Joseph Holler's Open Source GIScience Resources at Middlebury College

Demographic and Health Surveys Data

: In this lesson, we will access and investigate DHS survey data for Malawi.

Instructions

Note: these instructions are for current course students only, whose email addresses have been shared with the DHS Survey program. The instructions will be removed once all the current students have gained access.

  1. Go to https://dhsprogram.com/Data/
  2. Create an account with your college e-mail address
  3. Within the Datasets menu, Create a new project
  4. Enter the following information: Project Title: Reproducing a Vulnerability Model of Malawi Co-researchers Name: Joseph Holler Co-researchers Email Address: josephh@middlebury.edu Description of Study: The purpose of this study with Professor Joseph Holler is to reproduce the methods of a published research article: Malcomb, D. W., E. A. Weaver, and A. R. Krakowka. 2014. Vulnerability modeling for sub-Saharan Africa: An operationalized approach in Malawi.
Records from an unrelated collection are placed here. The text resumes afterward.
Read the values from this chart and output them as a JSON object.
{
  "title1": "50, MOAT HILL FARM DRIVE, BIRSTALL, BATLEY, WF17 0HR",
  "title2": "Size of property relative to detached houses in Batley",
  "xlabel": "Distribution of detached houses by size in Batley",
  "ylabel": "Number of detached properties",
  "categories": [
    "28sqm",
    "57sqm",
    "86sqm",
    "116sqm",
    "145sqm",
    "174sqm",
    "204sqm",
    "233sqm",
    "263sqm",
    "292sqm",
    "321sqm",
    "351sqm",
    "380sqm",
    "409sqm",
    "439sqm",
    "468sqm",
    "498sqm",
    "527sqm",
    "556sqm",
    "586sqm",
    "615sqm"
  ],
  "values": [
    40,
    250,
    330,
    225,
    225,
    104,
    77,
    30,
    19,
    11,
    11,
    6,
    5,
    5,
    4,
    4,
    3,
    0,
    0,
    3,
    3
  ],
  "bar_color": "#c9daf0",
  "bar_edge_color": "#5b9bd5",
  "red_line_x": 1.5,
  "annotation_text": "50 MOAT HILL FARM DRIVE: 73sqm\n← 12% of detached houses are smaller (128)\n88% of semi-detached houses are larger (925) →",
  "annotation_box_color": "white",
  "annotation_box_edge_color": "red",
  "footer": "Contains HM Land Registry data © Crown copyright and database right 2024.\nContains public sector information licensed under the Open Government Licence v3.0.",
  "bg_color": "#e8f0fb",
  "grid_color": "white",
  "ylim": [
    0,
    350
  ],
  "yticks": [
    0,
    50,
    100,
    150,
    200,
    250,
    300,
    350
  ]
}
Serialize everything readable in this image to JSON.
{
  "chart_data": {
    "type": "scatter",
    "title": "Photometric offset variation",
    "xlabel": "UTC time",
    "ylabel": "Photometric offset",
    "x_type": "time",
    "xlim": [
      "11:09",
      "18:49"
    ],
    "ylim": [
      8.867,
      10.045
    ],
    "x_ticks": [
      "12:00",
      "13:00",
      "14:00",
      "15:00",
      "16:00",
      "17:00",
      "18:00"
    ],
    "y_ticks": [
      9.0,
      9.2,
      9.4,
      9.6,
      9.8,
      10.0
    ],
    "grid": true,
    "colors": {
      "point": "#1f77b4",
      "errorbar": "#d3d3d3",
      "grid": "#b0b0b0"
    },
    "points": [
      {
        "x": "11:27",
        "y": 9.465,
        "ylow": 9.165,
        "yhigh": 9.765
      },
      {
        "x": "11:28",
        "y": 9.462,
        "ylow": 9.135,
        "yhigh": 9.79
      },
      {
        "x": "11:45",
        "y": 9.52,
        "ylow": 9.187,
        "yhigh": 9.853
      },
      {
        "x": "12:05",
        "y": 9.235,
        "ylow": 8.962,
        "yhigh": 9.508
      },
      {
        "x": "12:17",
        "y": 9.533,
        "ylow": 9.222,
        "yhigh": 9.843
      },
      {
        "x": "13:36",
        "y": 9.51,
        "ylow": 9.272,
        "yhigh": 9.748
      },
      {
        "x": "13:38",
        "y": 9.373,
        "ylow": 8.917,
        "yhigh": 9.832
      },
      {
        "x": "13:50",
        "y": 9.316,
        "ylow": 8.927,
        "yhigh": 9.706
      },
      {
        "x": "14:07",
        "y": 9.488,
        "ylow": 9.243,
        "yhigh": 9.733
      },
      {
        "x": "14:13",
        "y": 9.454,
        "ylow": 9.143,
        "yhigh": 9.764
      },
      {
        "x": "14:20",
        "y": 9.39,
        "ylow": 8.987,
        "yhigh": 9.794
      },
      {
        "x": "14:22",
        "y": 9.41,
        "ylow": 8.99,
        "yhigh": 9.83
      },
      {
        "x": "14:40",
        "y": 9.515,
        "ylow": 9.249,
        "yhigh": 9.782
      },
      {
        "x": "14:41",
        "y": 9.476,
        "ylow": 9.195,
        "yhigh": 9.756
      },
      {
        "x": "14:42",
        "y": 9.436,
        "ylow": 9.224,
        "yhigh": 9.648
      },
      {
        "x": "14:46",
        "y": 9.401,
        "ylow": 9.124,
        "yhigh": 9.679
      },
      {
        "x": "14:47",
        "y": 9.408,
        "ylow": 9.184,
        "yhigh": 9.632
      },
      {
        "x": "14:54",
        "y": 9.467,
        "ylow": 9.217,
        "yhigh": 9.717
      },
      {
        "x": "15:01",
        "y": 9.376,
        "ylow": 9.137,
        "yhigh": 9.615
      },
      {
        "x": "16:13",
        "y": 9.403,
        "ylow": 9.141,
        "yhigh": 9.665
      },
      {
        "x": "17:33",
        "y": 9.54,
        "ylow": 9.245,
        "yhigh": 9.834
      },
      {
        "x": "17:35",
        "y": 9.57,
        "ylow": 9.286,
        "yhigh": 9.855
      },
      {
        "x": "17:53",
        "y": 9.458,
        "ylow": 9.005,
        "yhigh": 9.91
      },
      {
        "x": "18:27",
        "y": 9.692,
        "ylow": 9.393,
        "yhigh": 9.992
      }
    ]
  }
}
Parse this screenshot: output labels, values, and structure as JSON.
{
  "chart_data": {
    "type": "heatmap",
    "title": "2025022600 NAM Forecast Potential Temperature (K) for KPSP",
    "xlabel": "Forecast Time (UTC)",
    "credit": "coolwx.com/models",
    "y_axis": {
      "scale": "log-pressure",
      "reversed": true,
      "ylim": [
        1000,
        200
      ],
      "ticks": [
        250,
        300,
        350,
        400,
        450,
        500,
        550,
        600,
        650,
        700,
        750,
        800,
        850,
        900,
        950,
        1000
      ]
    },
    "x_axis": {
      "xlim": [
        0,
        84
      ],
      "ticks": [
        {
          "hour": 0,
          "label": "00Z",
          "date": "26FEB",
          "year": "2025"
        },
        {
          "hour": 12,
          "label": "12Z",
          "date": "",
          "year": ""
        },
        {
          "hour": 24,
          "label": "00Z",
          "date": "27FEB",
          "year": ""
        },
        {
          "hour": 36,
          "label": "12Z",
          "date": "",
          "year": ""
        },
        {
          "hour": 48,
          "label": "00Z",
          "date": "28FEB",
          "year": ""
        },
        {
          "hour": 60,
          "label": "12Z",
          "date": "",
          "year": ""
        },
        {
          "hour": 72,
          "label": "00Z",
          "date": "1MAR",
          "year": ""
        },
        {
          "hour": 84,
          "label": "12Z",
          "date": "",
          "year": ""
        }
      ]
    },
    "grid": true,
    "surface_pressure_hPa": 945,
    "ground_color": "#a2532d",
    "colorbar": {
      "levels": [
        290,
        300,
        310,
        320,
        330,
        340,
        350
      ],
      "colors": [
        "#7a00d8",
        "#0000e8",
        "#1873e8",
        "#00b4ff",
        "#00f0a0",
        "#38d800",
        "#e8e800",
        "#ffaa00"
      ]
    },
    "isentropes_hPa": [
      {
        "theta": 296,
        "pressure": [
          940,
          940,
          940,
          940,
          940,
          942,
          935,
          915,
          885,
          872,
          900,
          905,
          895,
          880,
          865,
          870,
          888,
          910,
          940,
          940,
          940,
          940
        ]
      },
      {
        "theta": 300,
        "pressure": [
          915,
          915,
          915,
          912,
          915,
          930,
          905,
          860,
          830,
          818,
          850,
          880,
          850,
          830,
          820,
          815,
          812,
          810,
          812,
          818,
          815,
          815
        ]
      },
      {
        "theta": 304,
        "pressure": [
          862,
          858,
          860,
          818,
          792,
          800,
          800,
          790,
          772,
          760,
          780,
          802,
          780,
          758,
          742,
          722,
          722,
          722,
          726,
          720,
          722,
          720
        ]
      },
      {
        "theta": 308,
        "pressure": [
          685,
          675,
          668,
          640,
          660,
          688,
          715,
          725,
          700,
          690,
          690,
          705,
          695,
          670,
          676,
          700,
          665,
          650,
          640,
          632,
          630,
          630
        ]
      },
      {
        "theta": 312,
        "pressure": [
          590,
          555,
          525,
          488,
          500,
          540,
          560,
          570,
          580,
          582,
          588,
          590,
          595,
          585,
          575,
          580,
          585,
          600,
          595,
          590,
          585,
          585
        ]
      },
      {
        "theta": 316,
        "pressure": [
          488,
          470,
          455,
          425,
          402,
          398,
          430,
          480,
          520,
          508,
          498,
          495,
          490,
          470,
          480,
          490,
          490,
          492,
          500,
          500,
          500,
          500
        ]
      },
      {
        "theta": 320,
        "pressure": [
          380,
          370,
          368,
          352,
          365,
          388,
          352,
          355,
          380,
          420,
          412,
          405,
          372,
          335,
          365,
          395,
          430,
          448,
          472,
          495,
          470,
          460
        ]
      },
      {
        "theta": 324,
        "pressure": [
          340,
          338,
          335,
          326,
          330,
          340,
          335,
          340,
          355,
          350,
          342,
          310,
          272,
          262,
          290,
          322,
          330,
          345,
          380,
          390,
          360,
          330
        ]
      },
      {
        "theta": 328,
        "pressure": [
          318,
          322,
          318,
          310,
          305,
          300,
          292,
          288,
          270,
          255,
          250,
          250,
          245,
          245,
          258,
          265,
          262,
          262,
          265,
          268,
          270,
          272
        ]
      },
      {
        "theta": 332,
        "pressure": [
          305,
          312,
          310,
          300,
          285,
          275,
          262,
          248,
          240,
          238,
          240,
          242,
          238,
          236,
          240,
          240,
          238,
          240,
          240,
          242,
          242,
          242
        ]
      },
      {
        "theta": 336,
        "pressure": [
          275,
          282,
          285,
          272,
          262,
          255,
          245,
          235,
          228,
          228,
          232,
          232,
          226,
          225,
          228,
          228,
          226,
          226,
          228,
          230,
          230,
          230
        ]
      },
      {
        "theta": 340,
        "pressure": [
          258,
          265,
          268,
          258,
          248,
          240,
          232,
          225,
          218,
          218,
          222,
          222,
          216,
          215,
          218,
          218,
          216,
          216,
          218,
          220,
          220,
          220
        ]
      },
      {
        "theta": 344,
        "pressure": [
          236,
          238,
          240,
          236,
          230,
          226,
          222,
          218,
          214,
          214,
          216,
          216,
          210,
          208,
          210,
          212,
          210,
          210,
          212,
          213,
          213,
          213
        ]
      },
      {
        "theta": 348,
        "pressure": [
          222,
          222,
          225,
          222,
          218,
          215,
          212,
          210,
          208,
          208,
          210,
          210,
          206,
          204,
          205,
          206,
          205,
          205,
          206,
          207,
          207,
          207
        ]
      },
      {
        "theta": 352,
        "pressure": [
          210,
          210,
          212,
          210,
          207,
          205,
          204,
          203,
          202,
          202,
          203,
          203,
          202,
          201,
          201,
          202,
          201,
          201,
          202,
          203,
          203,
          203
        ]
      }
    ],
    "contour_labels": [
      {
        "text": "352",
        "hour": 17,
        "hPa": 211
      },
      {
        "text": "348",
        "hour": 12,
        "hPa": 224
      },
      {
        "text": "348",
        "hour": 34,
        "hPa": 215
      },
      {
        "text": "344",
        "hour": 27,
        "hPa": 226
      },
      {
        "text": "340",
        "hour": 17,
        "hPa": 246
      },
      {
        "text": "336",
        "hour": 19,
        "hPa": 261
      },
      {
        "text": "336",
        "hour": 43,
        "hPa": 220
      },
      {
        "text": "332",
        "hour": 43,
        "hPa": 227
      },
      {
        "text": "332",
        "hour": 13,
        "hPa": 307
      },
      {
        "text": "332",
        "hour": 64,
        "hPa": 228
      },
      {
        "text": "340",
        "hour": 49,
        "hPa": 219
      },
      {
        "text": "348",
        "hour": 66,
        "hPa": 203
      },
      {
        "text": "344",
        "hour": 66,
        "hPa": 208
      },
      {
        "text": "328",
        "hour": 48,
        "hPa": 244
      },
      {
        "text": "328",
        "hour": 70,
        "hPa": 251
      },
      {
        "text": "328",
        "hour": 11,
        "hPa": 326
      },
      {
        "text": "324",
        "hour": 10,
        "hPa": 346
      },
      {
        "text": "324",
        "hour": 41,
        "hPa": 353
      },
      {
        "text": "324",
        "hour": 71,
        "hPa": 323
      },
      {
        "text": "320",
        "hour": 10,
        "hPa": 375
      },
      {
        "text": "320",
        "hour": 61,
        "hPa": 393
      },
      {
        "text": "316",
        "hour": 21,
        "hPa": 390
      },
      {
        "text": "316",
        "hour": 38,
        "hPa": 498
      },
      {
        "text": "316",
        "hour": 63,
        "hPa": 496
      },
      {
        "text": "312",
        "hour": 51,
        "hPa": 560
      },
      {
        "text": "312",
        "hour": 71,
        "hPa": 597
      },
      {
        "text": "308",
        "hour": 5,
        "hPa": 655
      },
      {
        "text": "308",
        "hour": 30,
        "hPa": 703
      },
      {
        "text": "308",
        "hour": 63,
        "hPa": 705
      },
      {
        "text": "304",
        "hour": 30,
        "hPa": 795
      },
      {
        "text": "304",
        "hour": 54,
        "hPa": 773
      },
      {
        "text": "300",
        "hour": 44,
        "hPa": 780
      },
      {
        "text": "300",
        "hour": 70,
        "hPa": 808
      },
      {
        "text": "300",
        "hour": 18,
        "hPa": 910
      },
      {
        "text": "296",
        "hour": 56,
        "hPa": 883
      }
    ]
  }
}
Applied Geography 48:17–30. http://dx.doi.org/10.1016/j.apgeog.2014.01.004. The authors of this paper used geocoded DHS surveys for Malawi in 2004 and 2010, in combination with FEWSnet livelihood data and UNEP flood and drought risk data. Following the author’s methodology, we plan to download the data using the rdhs package for R and aggregate the data at Malawi’s 2nd administrative level: districts. We will be working with a GitHub repository that stores the raw data locally in a directory ignored by the .gitignore file, and only moves the data into a shared and version-controlled directory once it has been aggregated to the District level. This will ensure that the privacy of survey respondents and requirements of data partners are protected, because all of the data will be aggregated into district polygons, as already shown and published in Malcomb et al (2014). The raw individual-level data will be deleted once the analysis is complete by May 31, 2021.
  5. Choose Region: Sub-Saharan Africa
  6. Click Show GPS Datasets at the top-left of the country tables
  7. Check Survey and GPS data for Malawi
  8. Save selection
  9. Read and agree to the conditions of use for the DHS Program datasets and save these conditions for your metadata records.
  10. Enter a Justification for using DHS Program Geographic Datasets: The research aim is to reproduce Malcomb et al (2014) in which GPS Datasets are used to spatially join DHS Survey data to Malawi’s Districts for the purpose of sub-national climate change vulnerability mapping. Therefore, the research will not be reproducible without the geographic datasets.